Information about DNA loading dye
In 1% agarose gels, bromophenol blue migrates with 300 bp linear double-stranded DNA fragment, whereas xylene cyanol FF migrates at approximately the same rate as linear double-stranded DNA 4 kb length. These relationships are not significantly affected by the concentration (0.5 to 1.4%) of agarose in the gel.
The gel – loading buffer contains only one low concentration dye (bromophenol blue and xylene cyanol FF) to avoid masking the DNA Ladder fragments. But if the added dye is masking your signal because it is running on the same high in your gel, just dilute it more.
The loading dye 306105 siuts well for the enzymatic reaction termination and subsequent loading of DNA samples on the gel for electrophoresis.
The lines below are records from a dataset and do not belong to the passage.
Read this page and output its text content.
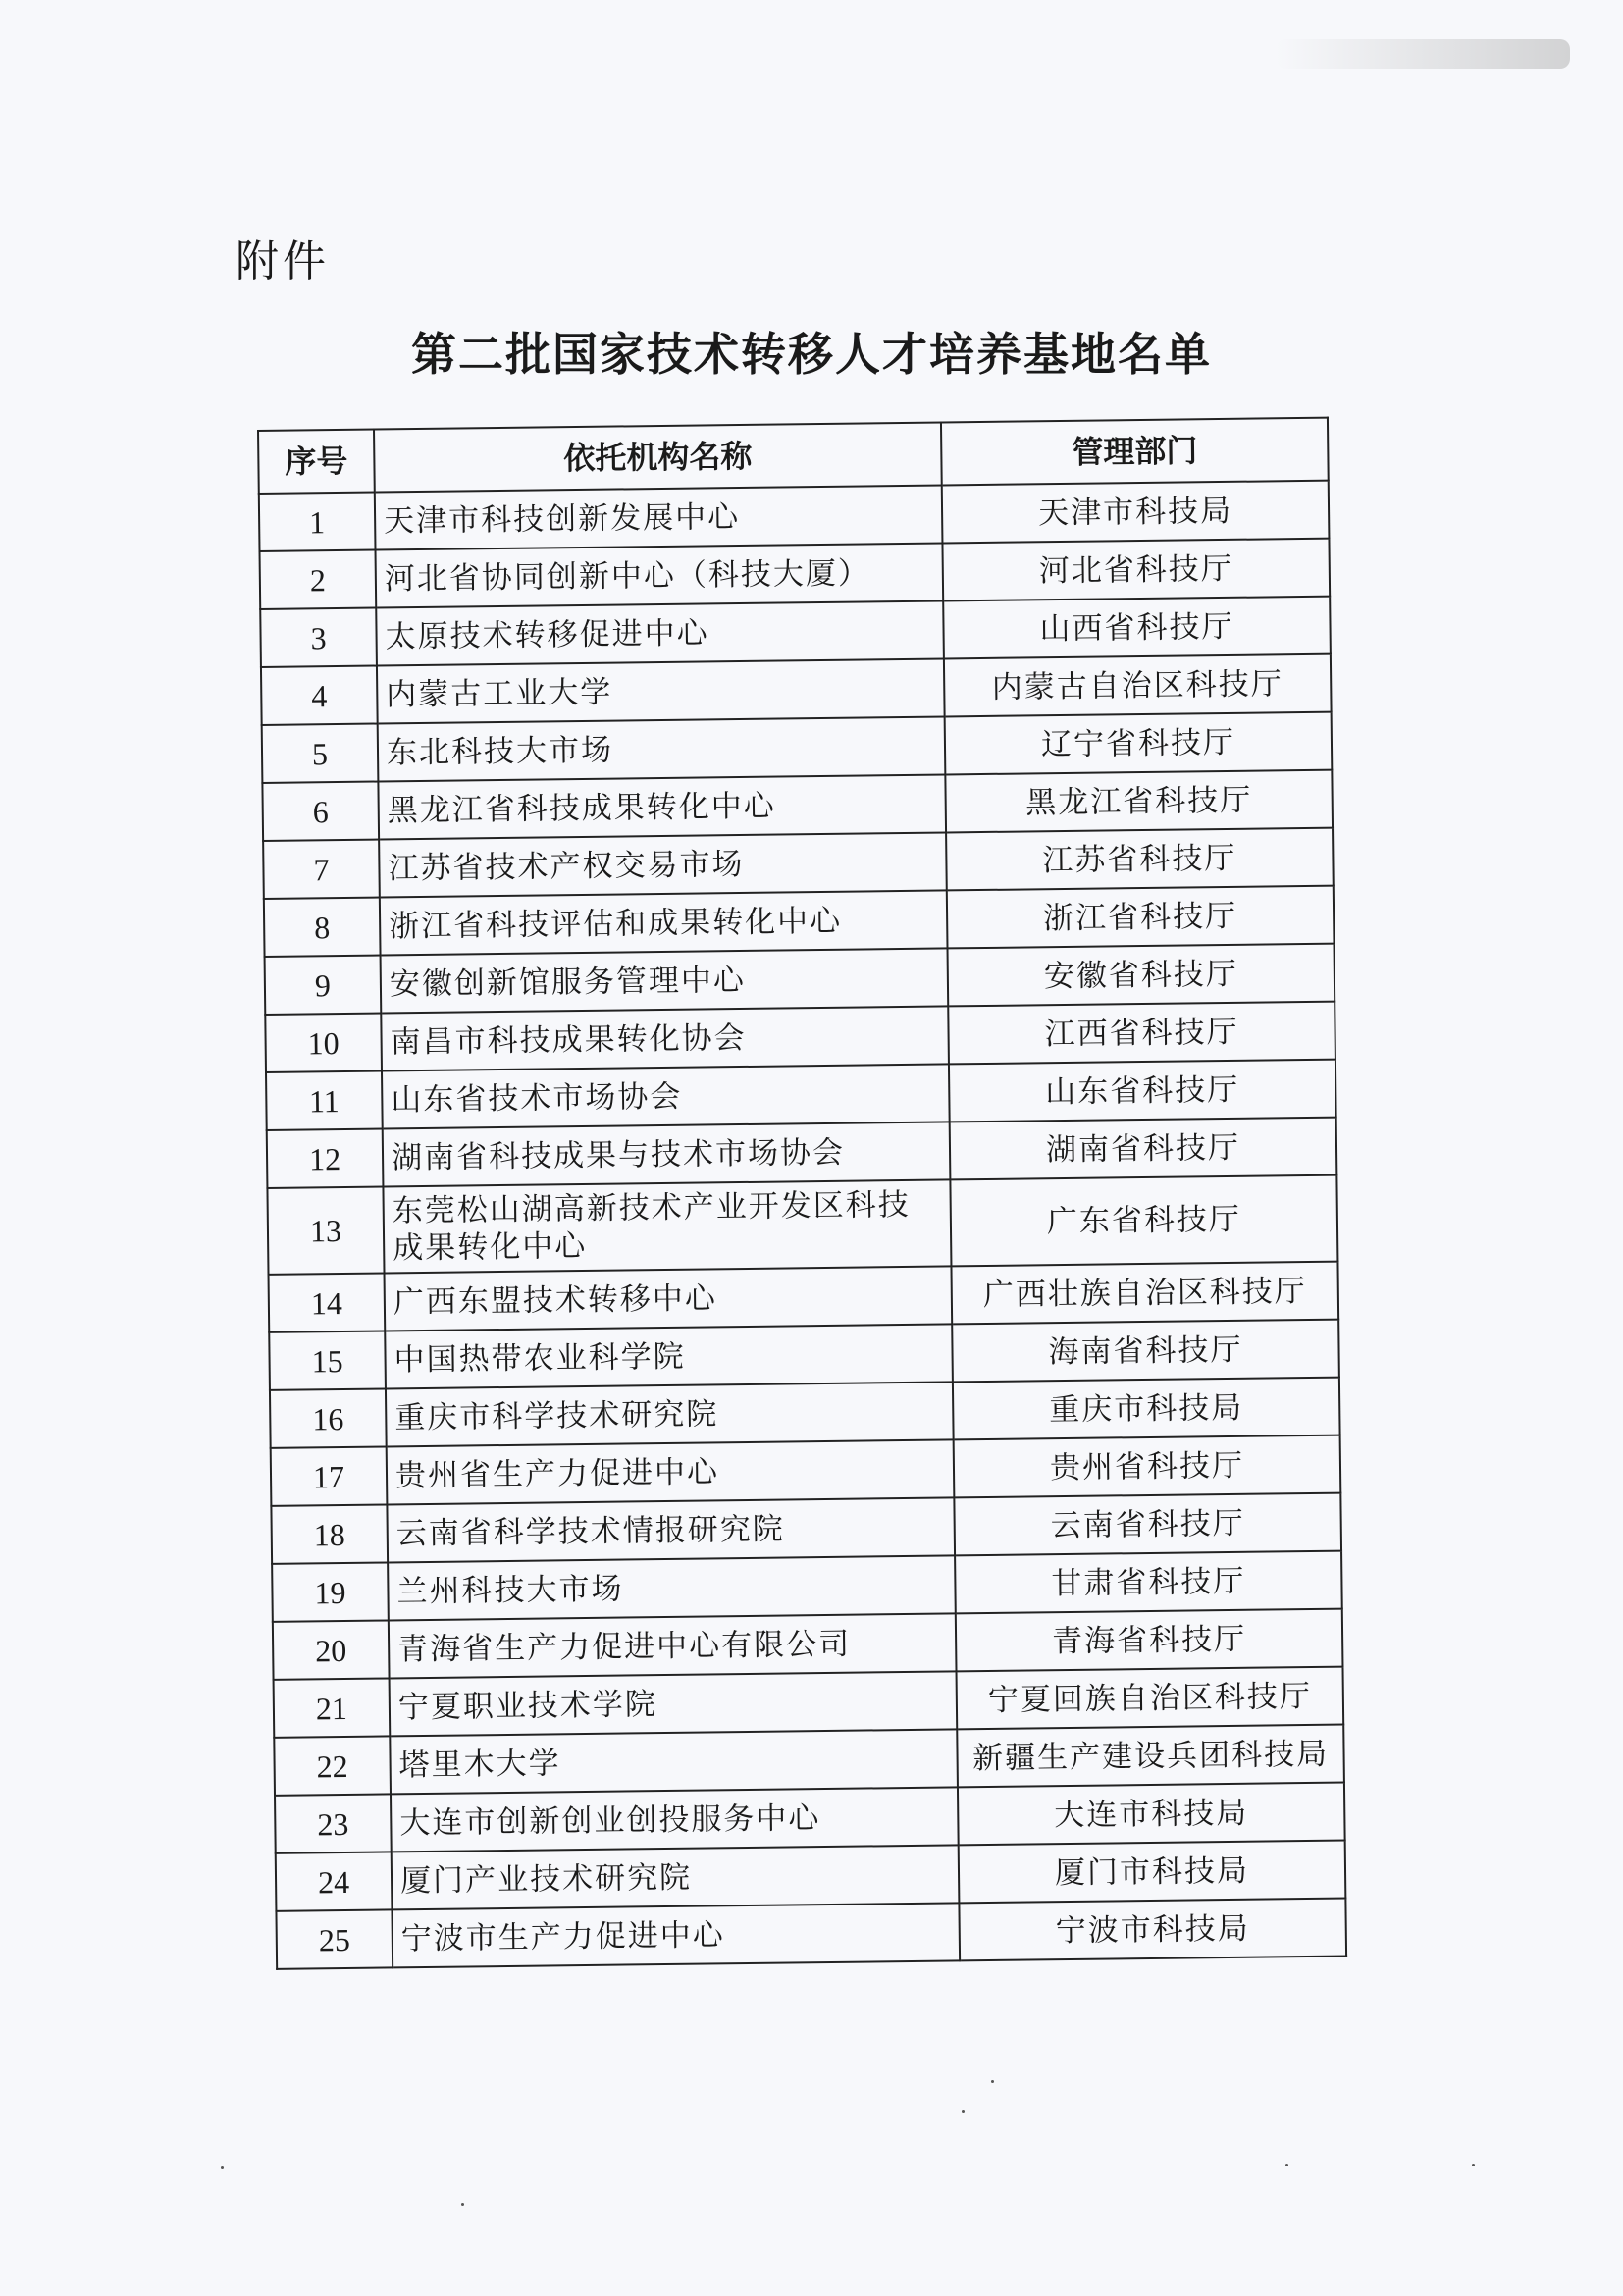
附件
第二批国家技术转移人才培养基地名单
序号	依托机构名称	管理部门
1	天津市科技创新发展中心	天津市科技局
2	河北省协同创新中心（科技大厦）	河北省科技厅
3	太原技术转移促进中心	山西省科技厅
4	内蒙古工业大学	内蒙古自治区科技厅
5	东北科技大市场	辽宁省科技厅
6	黑龙江省科技成果转化中心	黑龙江省科技厅
7	江苏省技术产权交易市场	江苏省科技厅
8	浙江省科技评估和成果转化中心	浙江省科技厅
9	安徽创新馆服务管理中心	安徽省科技厅
10	南昌市科技成果转化协会	江西省科技厅
11	山东省技术市场协会	山东省科技厅
12	湖南省科技成果与技术市场协会	湖南省科技厅
13	东莞松山湖高新技术产业开发区科技成果转化中心	广东省科技厅
14	广西东盟技术转移中心	广西壮族自治区科技厅
15	中国热带农业科学院	海南省科技厅
16	重庆市科学技术研究院	重庆市科技局
17	贵州省生产力促进中心	贵州省科技厅
18	云南省科学技术情报研究院	云南省科技厅
19	兰州科技大市场	甘肃省科技厅
20	青海省生产力促进中心有限公司	青海省科技厅
21	宁夏职业技术学院	宁夏回族自治区科技厅
22	塔里木大学	新疆生产建设兵团科技局
23	大连市创新创业创投服务中心	大连市科技局
24	厦门产业技术研究院	厦门市科技局
25	宁波市生产力促进中心	宁波市科技局
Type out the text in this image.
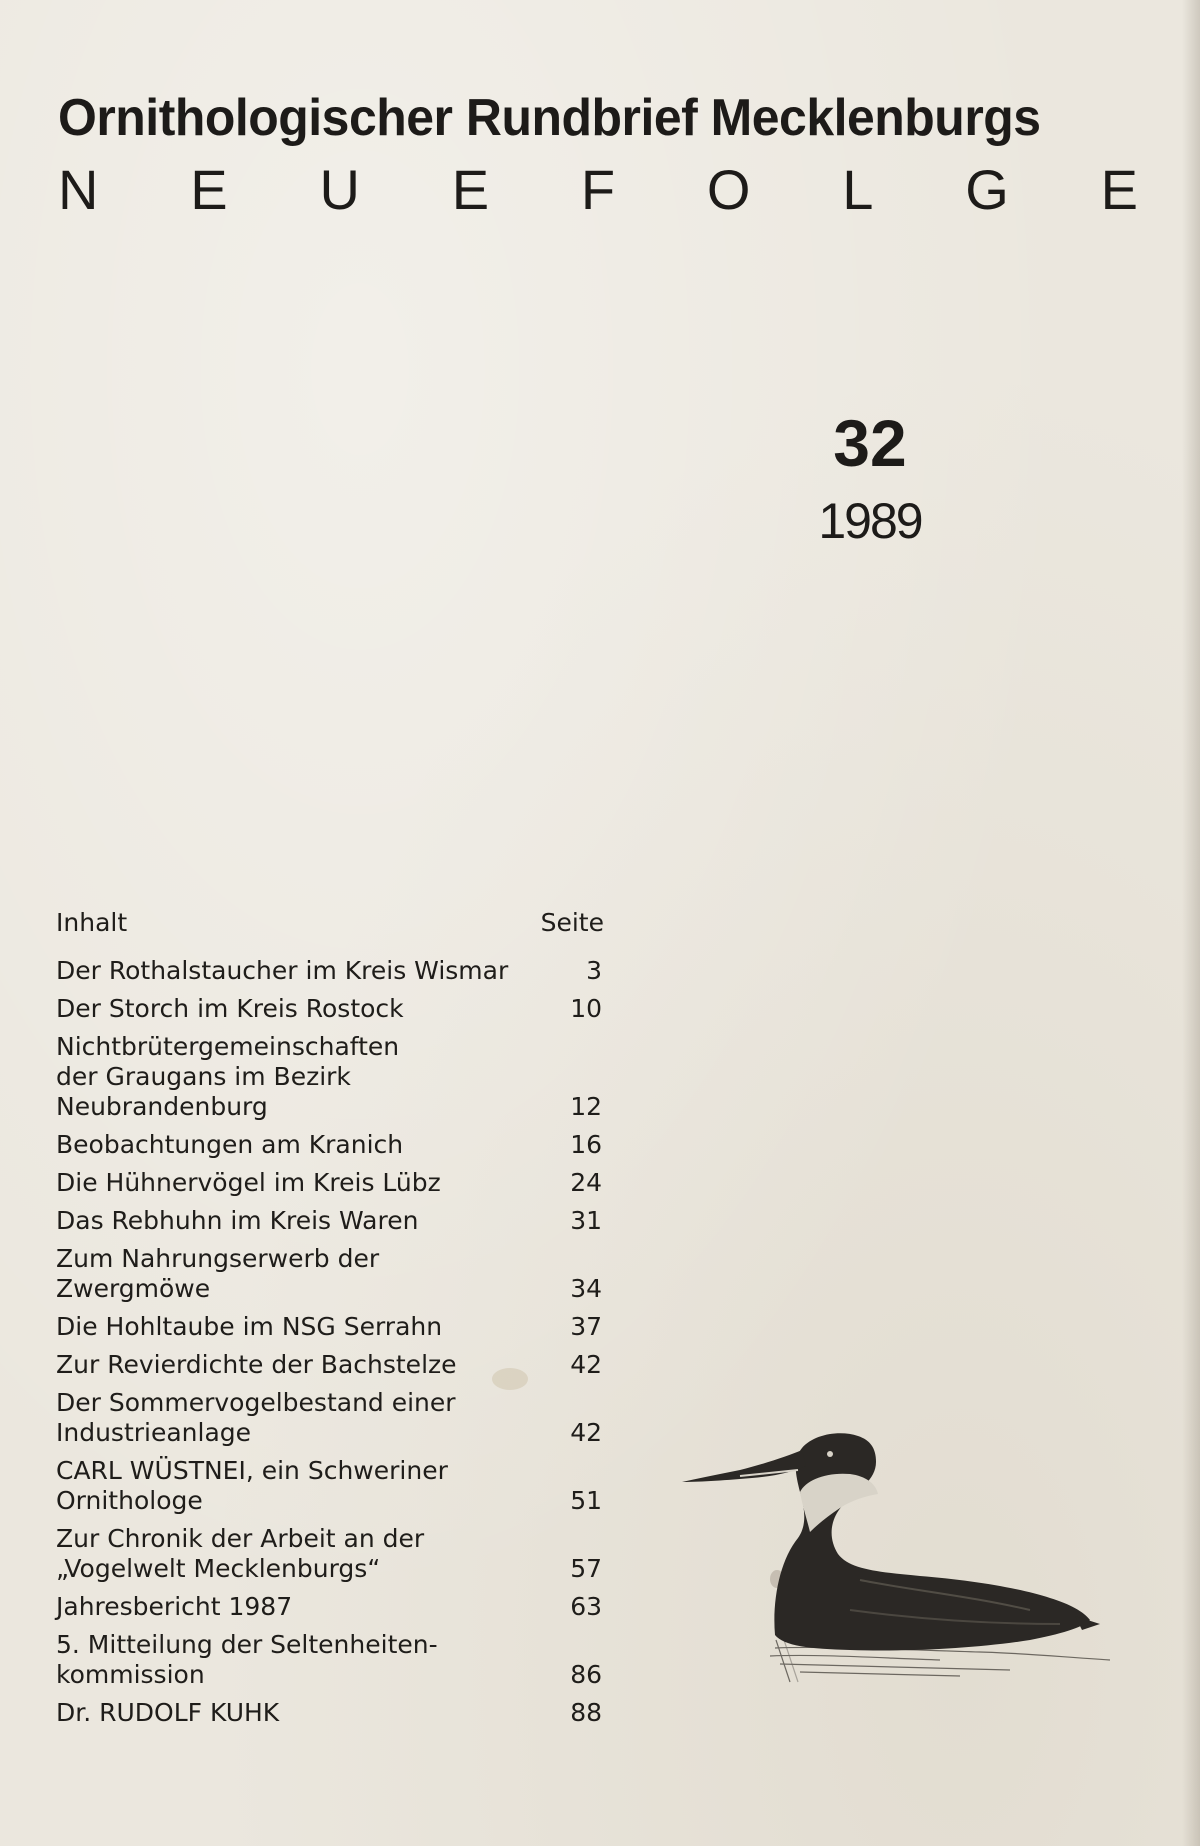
Ornithologischer Rundbrief Mecklenburgs
N E U E F O L G E
32
1989
Inhalt	Seite
Der Rothalstaucher im Kreis Wismar	3
Der Storch im Kreis Rostock	10
Nichtbrütergemeinschaften
der Graugans im Bezirk
Neubrandenburg	12
Beobachtungen am Kranich	16
Die Hühnervögel im Kreis Lübz	24
Das Rebhuhn im Kreis Waren	31
Zum Nahrungserwerb der
Zwergmöwe	34
Die Hohltaube im NSG Serrahn	37
Zur Revierdichte der Bachstelze	42
Der Sommervogelbestand einer
Industrieanlage	42
CARL WÜSTNEI, ein Schweriner
Ornithologe	51
Zur Chronik der Arbeit an der
„Vogelwelt Mecklenburgs“	57
Jahresbericht 1987	63
5. Mitteilung der Seltenheiten-
kommission	86
Dr. RUDOLF KUHK	88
How to predilute a DNA ladder with the loading dye?
For DNA markers, apply 0.1 µg per 1 mm of agarose gel lane width. Often 1µg of marker is used in one electrophoresis run but it depends on the size of your gel and the comb.
If DNA markers are not prediluted with the Loading dye solution, then mix: The loading buffer is 10x concentrated, that means you have to use it 10:1.
DNA marker (BIORON 1 kbp with 1 µg/5µl): for example mix 5 µl 1 kb ladder, 1 µl 10x loading dye and 4 µl water. By applying 10.0 µl of this mixture, you’ll have 1.0 µg of total DNA per lane.